In his seemingly endless assault on the reputations of the scientists who blog at RealClimate, Roger Pielke, Jr. is accusing some of them of plagiarism. This is a grave accusation, one that Roger does nothing more to substantiate than repost an email whose own author acknowledges that it does not itself offer solid evidence for such a claim. In a bit of delicious irony, Roger does all this while bemoaning RealClimate authors’ lack of “common decency”. We will recall that this is the same Roger Pielke, Jr. who:

  • accused RealClimate authors and others of censoring debate by “seek[ing] to shut down… discussion with intimidation, bluster, and name-calling” because they were so unkind as to point out Roger’s numerous errors regarding temperature trends (of course Roger’s grandiose and unsubstantiated persecution claims also extend to answering bloggers’ questions)
  • accused RealClimate of being on par with paid denialist shills like Pat Michaels in pushing a political agenda, merely for debunking denialists’ claims
  • accused RealClimate of not making falsifiable predictions, and upon being presented with one, falsely accused RealClimate of reversing themselves on the relative importance of multi-year “trends”, and accused RealClimate of “looking for suckers”, playing with a “stacked deck”, etc. for simply offering odds to a team on their published forecast
  • accused Gavin Schmidt of RealClimate of being a thief by falsely claiming Schmidt had “admit{ted} to stealing”

Etc. I’m all for a little more “common decency” in these discussions.

After you, Roger.

To answer Coby: Much, much lower

[In response to the question posed at A Few Things Ill Considered]

When he blogs, Roger really only has two speeds: anti-mitigation and troll.
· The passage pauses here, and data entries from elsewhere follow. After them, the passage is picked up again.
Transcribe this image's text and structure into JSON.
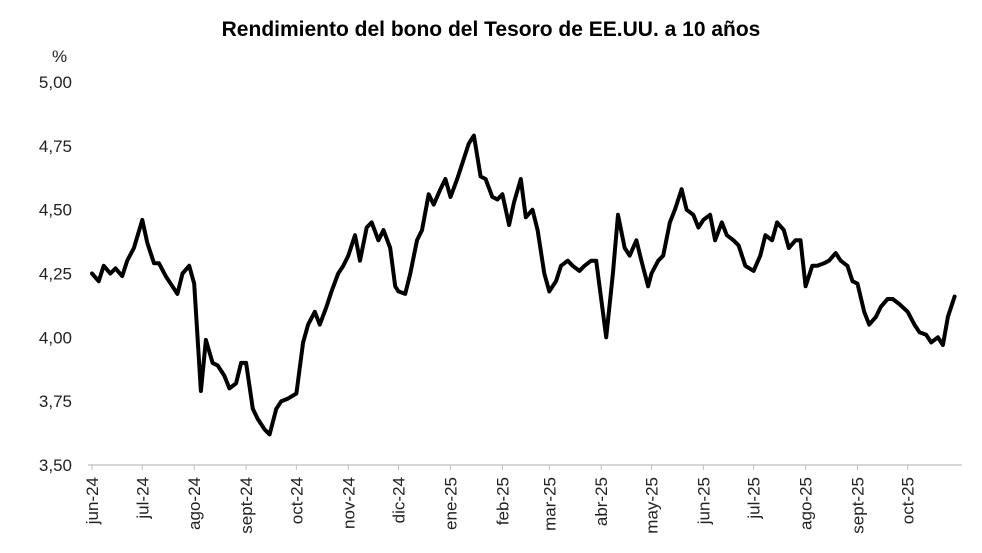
{
  "chart_data": {
    "type": "line",
    "title": "Rendimiento del bono del Tesoro de EE.UU. a 10 años",
    "y_unit": "%",
    "xlabel": "",
    "ylabel": "",
    "ylim": [
      3.5,
      5.0
    ],
    "y_ticks": [
      "3,50",
      "3,75",
      "4,00",
      "4,25",
      "4,50",
      "4,75",
      "5,00"
    ],
    "x_ticks": [
      "jun-24",
      "jul-24",
      "ago-24",
      "sept-24",
      "oct-24",
      "nov-24",
      "dic-24",
      "ene-25",
      "feb-25",
      "mar-25",
      "abr-25",
      "may-25",
      "jun-25",
      "jul-25",
      "ago-25",
      "sept-25",
      "oct-25"
    ],
    "grid": false,
    "legend": "none",
    "line_color": "#000000",
    "series": [
      {
        "x": [
          "2024-06-01",
          "2024-06-05",
          "2024-06-08",
          "2024-06-12",
          "2024-06-15",
          "2024-06-19",
          "2024-06-22",
          "2024-06-26",
          "2024-07-01",
          "2024-07-04",
          "2024-07-08",
          "2024-07-11",
          "2024-07-15",
          "2024-07-18",
          "2024-07-22",
          "2024-07-25",
          "2024-07-29",
          "2024-08-01",
          "2024-08-05",
          "2024-08-08",
          "2024-08-12",
          "2024-08-15",
          "2024-08-19",
          "2024-08-22",
          "2024-08-26",
          "2024-08-29",
          "2024-09-01",
          "2024-09-05",
          "2024-09-08",
          "2024-09-12",
          "2024-09-15",
          "2024-09-19",
          "2024-09-22",
          "2024-09-26",
          "2024-10-01",
          "2024-10-05",
          "2024-10-08",
          "2024-10-12",
          "2024-10-15",
          "2024-10-19",
          "2024-10-22",
          "2024-10-26",
          "2024-10-29",
          "2024-11-01",
          "2024-11-05",
          "2024-11-08",
          "2024-11-12",
          "2024-11-15",
          "2024-11-19",
          "2024-11-22",
          "2024-11-26",
          "2024-11-29",
          "2024-12-01",
          "2024-12-05",
          "2024-12-08",
          "2024-12-12",
          "2024-12-15",
          "2024-12-19",
          "2024-12-22",
          "2024-12-26",
          "2024-12-29",
          "2025-01-01",
          "2025-01-05",
          "2025-01-08",
          "2025-01-12",
          "2025-01-15",
          "2025-01-19",
          "2025-01-22",
          "2025-01-26",
          "2025-01-29",
          "2025-02-01",
          "2025-02-05",
          "2025-02-08",
          "2025-02-12",
          "2025-02-15",
          "2025-02-19",
          "2025-02-22",
          "2025-02-26",
          "2025-03-01",
          "2025-03-05",
          "2025-03-08",
          "2025-03-12",
          "2025-03-15",
          "2025-03-19",
          "2025-03-22",
          "2025-03-26",
          "2025-03-29",
          "2025-04-01",
          "2025-04-04",
          "2025-04-08",
          "2025-04-11",
          "2025-04-15",
          "2025-04-18",
          "2025-04-22",
          "2025-04-25",
          "2025-04-29",
          "2025-05-01",
          "2025-05-05",
          "2025-05-08",
          "2025-05-12",
          "2025-05-15",
          "2025-05-19",
          "2025-05-22",
          "2025-05-26",
          "2025-05-29",
          "2025-06-01",
          "2025-06-05",
          "2025-06-08",
          "2025-06-12",
          "2025-06-15",
          "2025-06-19",
          "2025-06-22",
          "2025-06-26",
          "2025-07-01",
          "2025-07-05",
          "2025-07-08",
          "2025-07-12",
          "2025-07-15",
          "2025-07-19",
          "2025-07-22",
          "2025-07-26",
          "2025-07-29",
          "2025-08-01",
          "2025-08-05",
          "2025-08-08",
          "2025-08-12",
          "2025-08-15",
          "2025-08-19",
          "2025-08-22",
          "2025-08-26",
          "2025-08-29",
          "2025-09-01",
          "2025-09-05",
          "2025-09-08",
          "2025-09-12",
          "2025-09-15",
          "2025-09-19",
          "2025-09-22",
          "2025-09-26",
          "2025-10-01",
          "2025-10-05",
          "2025-10-08",
          "2025-10-12",
          "2025-10-15",
          "2025-10-19",
          "2025-10-22",
          "2025-10-25",
          "2025-10-29"
        ],
        "y": [
          4.25,
          4.22,
          4.28,
          4.25,
          4.27,
          4.24,
          4.3,
          4.35,
          4.46,
          4.37,
          4.29,
          4.29,
          4.24,
          4.21,
          4.17,
          4.25,
          4.28,
          4.21,
          3.79,
          3.99,
          3.9,
          3.89,
          3.85,
          3.8,
          3.82,
          3.9,
          3.9,
          3.72,
          3.68,
          3.64,
          3.62,
          3.72,
          3.75,
          3.76,
          3.78,
          3.98,
          4.05,
          4.1,
          4.05,
          4.12,
          4.18,
          4.25,
          4.28,
          4.32,
          4.4,
          4.3,
          4.43,
          4.45,
          4.38,
          4.42,
          4.35,
          4.2,
          4.18,
          4.17,
          4.25,
          4.38,
          4.42,
          4.56,
          4.52,
          4.58,
          4.62,
          4.55,
          4.62,
          4.68,
          4.76,
          4.79,
          4.63,
          4.62,
          4.55,
          4.54,
          4.56,
          4.44,
          4.53,
          4.62,
          4.47,
          4.5,
          4.42,
          4.25,
          4.18,
          4.22,
          4.28,
          4.3,
          4.28,
          4.26,
          4.28,
          4.3,
          4.3,
          4.15,
          4.0,
          4.25,
          4.48,
          4.35,
          4.32,
          4.38,
          4.3,
          4.2,
          4.25,
          4.3,
          4.32,
          4.45,
          4.5,
          4.58,
          4.5,
          4.48,
          4.43,
          4.46,
          4.48,
          4.38,
          4.45,
          4.4,
          4.38,
          4.36,
          4.28,
          4.26,
          4.32,
          4.4,
          4.38,
          4.45,
          4.42,
          4.35,
          4.38,
          4.38,
          4.2,
          4.28,
          4.28,
          4.29,
          4.3,
          4.33,
          4.3,
          4.28,
          4.22,
          4.21,
          4.1,
          4.05,
          4.08,
          4.12,
          4.15,
          4.15,
          4.13,
          4.1,
          4.05,
          4.02,
          4.01,
          3.98,
          4.0,
          3.97,
          4.08,
          4.16
        ]
      }
    ]
  }
}
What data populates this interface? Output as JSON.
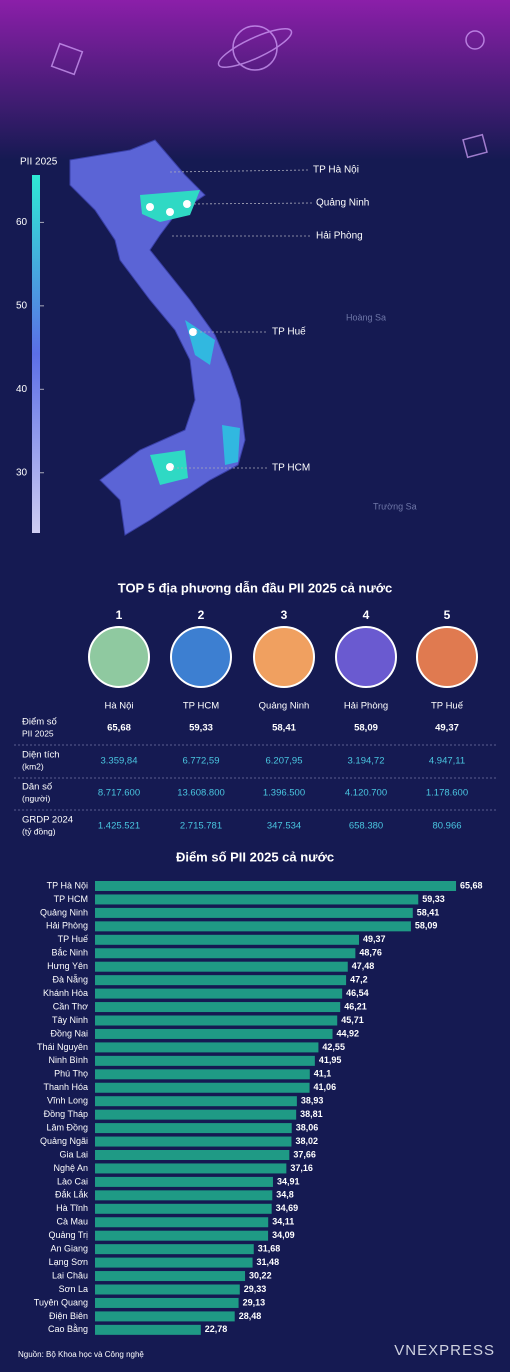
{
  "map": {
    "legend": {
      "title": "PII 2025",
      "lim": [
        22.78,
        65.68
      ],
      "ticks": [
        30,
        40,
        50,
        60
      ]
    },
    "labels": [
      "TP Hà Nội",
      "Quảng Ninh",
      "Hải Phòng",
      "TP Huế",
      "TP HCM",
      "Hoàng Sa",
      "Trường Sa"
    ]
  },
  "top5": {
    "title": "TOP 5 địa phương dẫn đầu PII 2025 cả nước",
    "ranks": [
      "1",
      "2",
      "3",
      "4",
      "5"
    ],
    "names": [
      "Hà Nội",
      "TP HCM",
      "Quảng Ninh",
      "Hải Phòng",
      "TP Huế"
    ],
    "rows": [
      {
        "label": [
          "Điểm số",
          "PII 2025"
        ],
        "values": [
          "65,68",
          "59,33",
          "58,41",
          "58,09",
          "49,37"
        ]
      },
      {
        "label": [
          "Diện tích",
          "(km2)"
        ],
        "values": [
          "3.359,84",
          "6.772,59",
          "6.207,95",
          "3.194,72",
          "4.947,11"
        ]
      },
      {
        "label": [
          "Dân số",
          "(người)"
        ],
        "values": [
          "8.717.600",
          "13.608.800",
          "1.396.500",
          "4.120.700",
          "1.178.600"
        ]
      },
      {
        "label": [
          "GRDP 2024",
          "(tỷ đồng)"
        ],
        "values": [
          "1.425.521",
          "2.715.781",
          "347.534",
          "658.380",
          "80.966"
        ]
      }
    ]
  },
  "chart_data": {
    "type": "bar",
    "orientation": "horizontal",
    "title": "Điểm số PII 2025 cả nước",
    "color": "#1f9a85",
    "xlim": [
      5,
      66
    ],
    "categories": [
      "TP Hà Nội",
      "TP HCM",
      "Quảng Ninh",
      "Hải Phòng",
      "TP Huế",
      "Bắc Ninh",
      "Hưng Yên",
      "Đà Nẵng",
      "Khánh Hòa",
      "Cần Thơ",
      "Tây Ninh",
      "Đồng Nai",
      "Thái Nguyên",
      "Ninh Bình",
      "Phú Thọ",
      "Thanh Hóa",
      "Vĩnh Long",
      "Đồng Tháp",
      "Lâm Đồng",
      "Quảng Ngãi",
      "Gia Lai",
      "Nghệ An",
      "Lào Cai",
      "Đắk Lắk",
      "Hà Tĩnh",
      "Cà Mau",
      "Quảng Trị",
      "An Giang",
      "Lạng Sơn",
      "Lai Châu",
      "Sơn La",
      "Tuyên Quang",
      "Điện Biên",
      "Cao Bằng"
    ],
    "values": [
      65.68,
      59.33,
      58.41,
      58.09,
      49.37,
      48.76,
      47.48,
      47.2,
      46.54,
      46.21,
      45.71,
      44.92,
      42.55,
      41.95,
      41.1,
      41.06,
      38.93,
      38.81,
      38.06,
      38.02,
      37.66,
      37.16,
      34.91,
      34.8,
      34.69,
      34.11,
      34.09,
      31.68,
      31.48,
      30.22,
      29.33,
      29.13,
      28.48,
      22.78
    ],
    "value_labels": [
      "65,68",
      "59,33",
      "58,41",
      "58,09",
      "49,37",
      "48,76",
      "47,48",
      "47,2",
      "46,54",
      "46,21",
      "45,71",
      "44,92",
      "42,55",
      "41,95",
      "41,1",
      "41,06",
      "38,93",
      "38,81",
      "38,06",
      "38,02",
      "37,66",
      "37,16",
      "34,91",
      "34,8",
      "34,69",
      "34,11",
      "34,09",
      "31,68",
      "31,48",
      "30,22",
      "29,33",
      "29,13",
      "28,48",
      "22,78"
    ]
  },
  "footer": {
    "source": "Nguồn: Bộ Khoa học và Công nghệ",
    "logo": "VNEXPRESS"
  }
}
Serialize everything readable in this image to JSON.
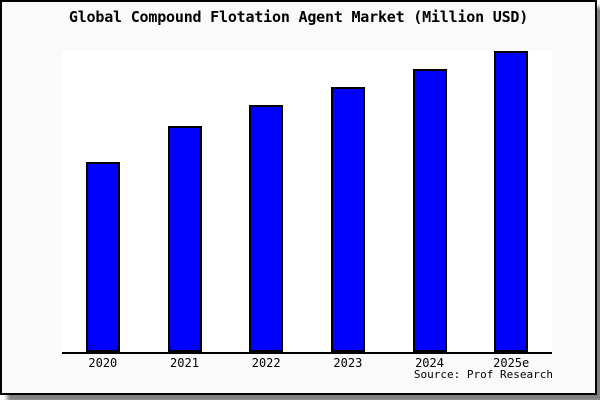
{
  "chart_data": {
    "type": "bar",
    "title": "Global Compound Flotation Agent Market (Million USD)",
    "categories": [
      "2020",
      "2021",
      "2022",
      "2023",
      "2024",
      "2025e"
    ],
    "values": [
      63,
      75,
      82,
      88,
      94,
      100
    ],
    "values_note": "No y-axis scale or value labels shown in chart; values are estimated bar heights relative to tallest bar (2025e = 100).",
    "xlabel": "",
    "ylabel": "",
    "ylim": [
      0,
      100
    ],
    "grid": false,
    "y_axis_visible": false,
    "legend": null,
    "source": "Source: Prof Research",
    "colors": {
      "figure_background": "#fafafa",
      "plot_background": "#ffffff",
      "bar_fill": "#0000ff",
      "bar_border": "#000000",
      "axis_line": "#000000",
      "text": "#000000",
      "frame_border": "#000000",
      "shadow": "#8e8e8e"
    }
  }
}
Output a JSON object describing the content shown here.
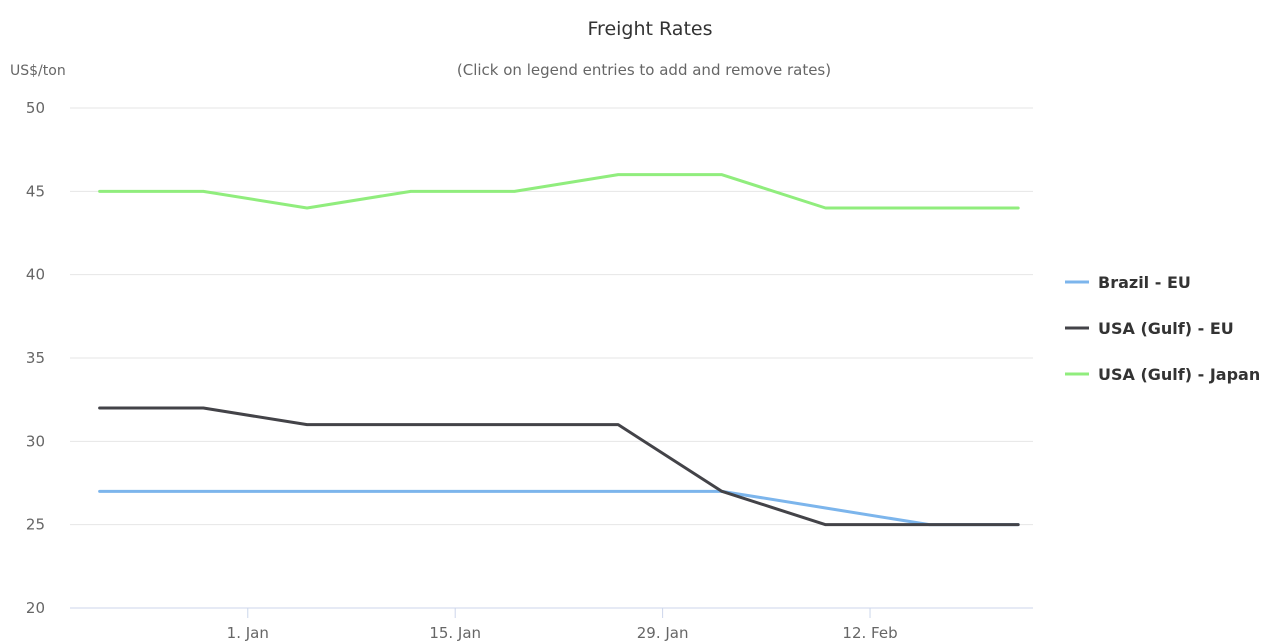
{
  "chart_data": {
    "type": "line",
    "title": "Freight Rates",
    "subtitle": "(Click on legend entries to add and remove rates)",
    "xlabel": "",
    "ylabel": "US$/ton",
    "ylim": [
      20,
      50
    ],
    "xlim": [
      "2017-12-20",
      "2018-02-23"
    ],
    "y_ticks": [
      20,
      25,
      30,
      35,
      40,
      45,
      50
    ],
    "x_ticks": [
      {
        "date": "2018-01-01",
        "label": "1. Jan"
      },
      {
        "date": "2018-01-15",
        "label": "15. Jan"
      },
      {
        "date": "2018-01-29",
        "label": "29. Jan"
      },
      {
        "date": "2018-02-12",
        "label": "12. Feb"
      }
    ],
    "x": [
      "2017-12-22",
      "2017-12-29",
      "2018-01-05",
      "2018-01-12",
      "2018-01-19",
      "2018-01-26",
      "2018-02-02",
      "2018-02-09",
      "2018-02-16",
      "2018-02-22"
    ],
    "grid": true,
    "legend_position": "right",
    "series": [
      {
        "name": "Brazil - EU",
        "color": "#7cb5ec",
        "values": [
          27,
          27,
          27,
          27,
          27,
          27,
          27,
          26,
          25,
          25
        ]
      },
      {
        "name": "USA (Gulf) - EU",
        "color": "#434348",
        "values": [
          32,
          32,
          31,
          31,
          31,
          31,
          27,
          25,
          25,
          25
        ]
      },
      {
        "name": "USA (Gulf) - Japan",
        "color": "#90ed7d",
        "values": [
          45,
          45,
          44,
          45,
          45,
          46,
          46,
          44,
          44,
          44
        ]
      }
    ]
  }
}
He’s certainly outdone himself in the latter category, calling Gavin Schmidt of GISS and RealClimate a thief [emphasis mine]:

Due to an inadvertent release of information, NASA’s Gavin Schmidt (a “real scientist” of the Real Climate blog) admits to stealing a scientific idea.

Of course Gavin “admitted” no such thing, nor is the alleged victim of the “theft” actually claiming such. I suppose when a formerly interesting blog becomes little more than a pit stop for the denialosphere, one does what one can to drive up traffic, but still…

[UPDATE: I think WC summarizes it beautifully.]